さて年初なので今年の抱負でも看板にしてみよう。抱負なんて来月にはもう忘れてそうなものだが、看板にすることで深く心に刻まれる効果が期待できる。
今年の抱負は「快楽」
今年の抱負は「快楽」
去年も楽しい一年だったが、今年はもっと快楽を味わいたい。1日何時間寝るのがベスト快楽だとか、利己心と利他心の快楽的バランスだとか、とにかく快楽を中心にして生きていくにはどうしたらいいかばっかり考えて過ごすのが今年の目標だ。不断の快楽的努力をしたい。
いったん書いた文字を看板にした。
いったん書いた文字を看板にした。
いまいち抱負っぽさがない。
いまいち抱負っぽさがない。
部屋に飾ってみた。手書きの文字が下手だからだろうか、すでにこの抱負でよかったのかなという気分になってくる。夜中に考えたのもよくなかったかもしれない。2017年はまだ360日以上残っているというのに。

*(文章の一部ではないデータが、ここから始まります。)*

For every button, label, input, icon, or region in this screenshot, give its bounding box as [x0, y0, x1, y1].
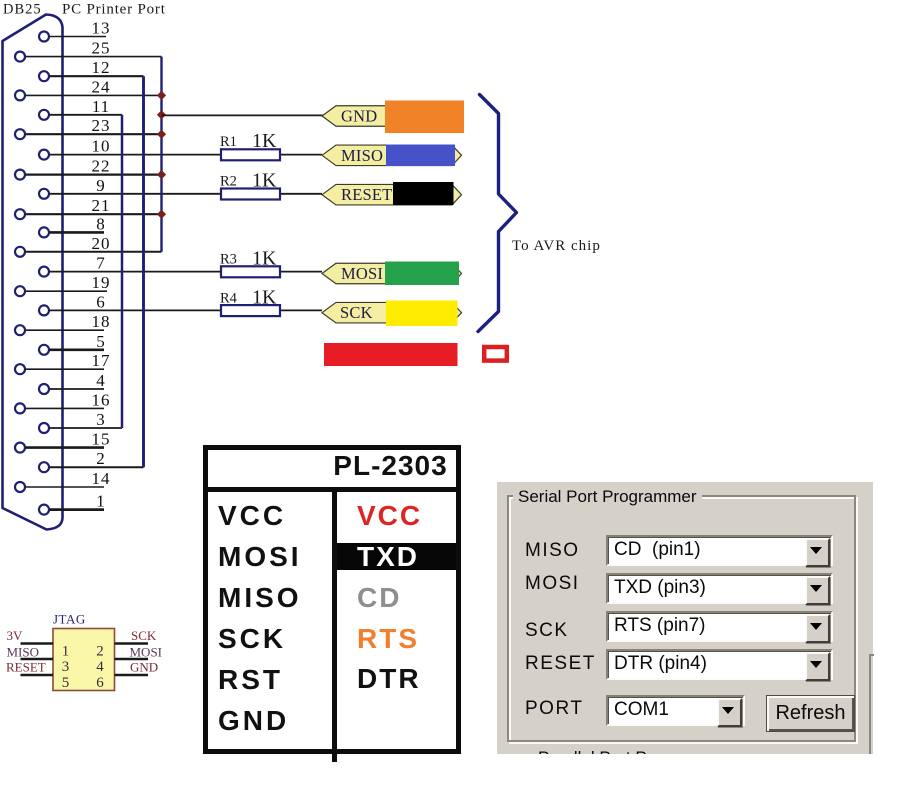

例によって、いろいろなところに貼ったり光らせたりしてみよう。なんとかなるかもしれない。
快楽公園
快楽公園
快楽電話
快楽電話
快楽の滑り台
快楽の滑り台
今年も頑張ります
今年も頑張ります
ますます抱負らしくない。深夜1時、ややホラーみのある満足感だけがそこにあった。

光らせよう

そこまで難しくないのに「できあがった!」という達成感がある。手軽に自己信頼を鼓舞させるアクティビティである。

さらに光らせると満足度が格段にアップした。人間には光らせる快楽というものがあるのかもしれない。今年はいろいろなものを光らせていきたい。抱負なので。